It is fundamentally important (and ethical) to make conscious choices about media consumption, and to not prop up abusers with our admiration, but private survival is just that. Private. Through all the columns and tributes and tweets, understand that most of us are not actually mourning David Bowie the person, but the personal meaning we transcribed to his vast catalogue of work. When an artist spends a lifetime making beautiful things that guide you through your darkest hours, it makes complete sense that you’ll be gutted when he disappears, and it’s also possible—though difficult and complicated—to reconcile those emotions with prior bad acts.
I worked really hard not to let the fact that Bill Cosby is a monster rob me of those memories with my dad, and while I realize Bowie is certainly not Cosby, I think that some of those same impulses can apply. Though it’s tricky work, we can honour and acknowledge victims of male power and violence, while still valuing the part art played in our own happiness and survival.

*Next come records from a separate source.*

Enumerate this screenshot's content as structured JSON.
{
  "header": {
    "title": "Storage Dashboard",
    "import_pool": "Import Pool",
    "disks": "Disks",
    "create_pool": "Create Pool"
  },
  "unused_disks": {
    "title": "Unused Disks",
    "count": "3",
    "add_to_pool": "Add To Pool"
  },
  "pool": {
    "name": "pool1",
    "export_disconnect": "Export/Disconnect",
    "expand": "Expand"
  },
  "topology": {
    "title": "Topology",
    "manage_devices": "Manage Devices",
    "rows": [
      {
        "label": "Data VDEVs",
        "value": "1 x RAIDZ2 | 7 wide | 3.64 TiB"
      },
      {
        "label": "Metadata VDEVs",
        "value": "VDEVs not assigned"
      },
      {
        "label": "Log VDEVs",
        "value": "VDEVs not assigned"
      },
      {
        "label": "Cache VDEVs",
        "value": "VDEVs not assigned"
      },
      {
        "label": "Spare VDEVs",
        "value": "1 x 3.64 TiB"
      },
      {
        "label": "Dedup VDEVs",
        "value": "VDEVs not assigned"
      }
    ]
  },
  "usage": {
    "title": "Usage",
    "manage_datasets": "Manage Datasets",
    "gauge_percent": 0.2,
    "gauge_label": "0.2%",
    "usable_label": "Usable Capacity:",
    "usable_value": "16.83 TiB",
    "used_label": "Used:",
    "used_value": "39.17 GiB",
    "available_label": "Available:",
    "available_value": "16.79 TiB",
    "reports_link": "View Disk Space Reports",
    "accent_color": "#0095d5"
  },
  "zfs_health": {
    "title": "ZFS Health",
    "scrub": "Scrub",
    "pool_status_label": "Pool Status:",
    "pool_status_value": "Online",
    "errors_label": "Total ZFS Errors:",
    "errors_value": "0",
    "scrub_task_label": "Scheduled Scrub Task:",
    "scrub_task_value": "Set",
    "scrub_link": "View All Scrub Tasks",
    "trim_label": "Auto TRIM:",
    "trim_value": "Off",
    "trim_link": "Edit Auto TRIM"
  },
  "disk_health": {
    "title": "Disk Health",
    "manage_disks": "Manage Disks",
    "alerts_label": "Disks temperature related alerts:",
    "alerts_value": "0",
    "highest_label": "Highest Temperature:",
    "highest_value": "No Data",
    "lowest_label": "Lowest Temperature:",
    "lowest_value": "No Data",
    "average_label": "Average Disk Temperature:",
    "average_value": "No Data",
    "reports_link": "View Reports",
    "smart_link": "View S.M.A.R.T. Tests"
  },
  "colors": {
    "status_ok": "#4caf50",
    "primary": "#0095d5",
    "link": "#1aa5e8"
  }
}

I certainly don’t have definitive answers to the complexity of this, nor do I think I ever will. What I do know is that while it is vital to acknowledge what Bowie did, the last thing we should do is make survivors feel guilty for the ways they chose to survive. At the end of it all, the meaning you give what people create, and the personal tools for survival you find in their contributions, belong to you and no one else. The absolute necessity of understanding, admitting and talking about who David Bowie really was—a man and not a god—can never negate that.